古舘館長(左)から記念品を贈られ、笑顔を見せる加賀谷君

古舘館長(左)から記念品を贈られ、笑顔を見せる加賀谷君

 青森県八戸市の是川石器時代遺跡(是川遺跡)が国史跡指定60周年を迎えた1日、同市埋蔵文化財センター是川縄文館など、同遺跡関連施設の入館者が延べ60万人に達した。是川縄文館を訪れ、節目の来館者となった青森市筒井小4年の加賀谷良君に記念品が贈られた。
 是川遺跡は泉山岩次郎、斐次郎(あやじろう)兄弟による発掘などを経て1957年7月1日、国史跡に指定。泉山兄弟から同遺跡出土品の寄贈を受けた市は、64年に是川考古館、75年に市歴史民俗資料館を開設し、出土品を展示した(いずれも閉館)。

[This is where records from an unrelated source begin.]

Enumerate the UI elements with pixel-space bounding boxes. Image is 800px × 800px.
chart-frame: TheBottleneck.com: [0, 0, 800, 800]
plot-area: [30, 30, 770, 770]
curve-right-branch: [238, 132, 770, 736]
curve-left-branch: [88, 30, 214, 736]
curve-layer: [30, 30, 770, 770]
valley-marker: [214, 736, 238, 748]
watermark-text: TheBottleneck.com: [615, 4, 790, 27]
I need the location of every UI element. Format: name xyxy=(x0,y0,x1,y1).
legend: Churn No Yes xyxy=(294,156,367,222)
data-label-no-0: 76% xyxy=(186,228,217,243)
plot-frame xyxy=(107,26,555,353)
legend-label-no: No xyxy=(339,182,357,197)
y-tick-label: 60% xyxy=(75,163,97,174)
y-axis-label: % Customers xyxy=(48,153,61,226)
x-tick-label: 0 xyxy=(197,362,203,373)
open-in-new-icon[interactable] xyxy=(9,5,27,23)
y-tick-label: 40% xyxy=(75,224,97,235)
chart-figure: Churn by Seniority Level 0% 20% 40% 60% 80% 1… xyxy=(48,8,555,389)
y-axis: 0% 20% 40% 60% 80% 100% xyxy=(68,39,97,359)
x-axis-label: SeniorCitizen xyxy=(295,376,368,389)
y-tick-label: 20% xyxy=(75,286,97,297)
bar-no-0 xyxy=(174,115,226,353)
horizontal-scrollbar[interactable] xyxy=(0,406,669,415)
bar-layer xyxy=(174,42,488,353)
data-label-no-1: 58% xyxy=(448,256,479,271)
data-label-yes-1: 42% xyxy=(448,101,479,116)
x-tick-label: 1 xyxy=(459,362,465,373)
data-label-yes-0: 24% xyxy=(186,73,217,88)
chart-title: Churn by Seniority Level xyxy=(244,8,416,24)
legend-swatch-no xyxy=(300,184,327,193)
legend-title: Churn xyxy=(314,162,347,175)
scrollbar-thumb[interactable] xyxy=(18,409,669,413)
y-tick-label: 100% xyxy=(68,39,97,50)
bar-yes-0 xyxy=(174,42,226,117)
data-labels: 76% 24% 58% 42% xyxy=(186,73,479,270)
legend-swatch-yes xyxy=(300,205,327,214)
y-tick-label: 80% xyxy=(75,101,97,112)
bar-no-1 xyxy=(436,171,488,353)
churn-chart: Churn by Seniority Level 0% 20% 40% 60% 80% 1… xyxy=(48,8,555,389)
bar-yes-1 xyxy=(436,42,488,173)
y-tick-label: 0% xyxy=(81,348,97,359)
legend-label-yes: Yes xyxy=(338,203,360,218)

 94年に史跡ガイダンス施設の市縄文学習館、2011年に同遺跡出土品や国宝・合掌土偶などを展示する是川縄文館がオープン。近年は2施設に年3万人が来館している。
 この日は是川縄文館の古舘光治館長が、同館オリジナルグッズのセットや常設展の招待券を加賀谷君に手渡した。母親の明子さん(37)と訪れた加賀谷君は「青森市の三内丸山遺跡、小牧野遺跡に行ったときには分からなかったことが分かって、面白かった」と話した。
 古舘館長は「北海道・北東北の縄文遺跡群の世界文化遺産登録に向けて、さらに市民の関心を集められるよう頑張っていきたい」と述べた。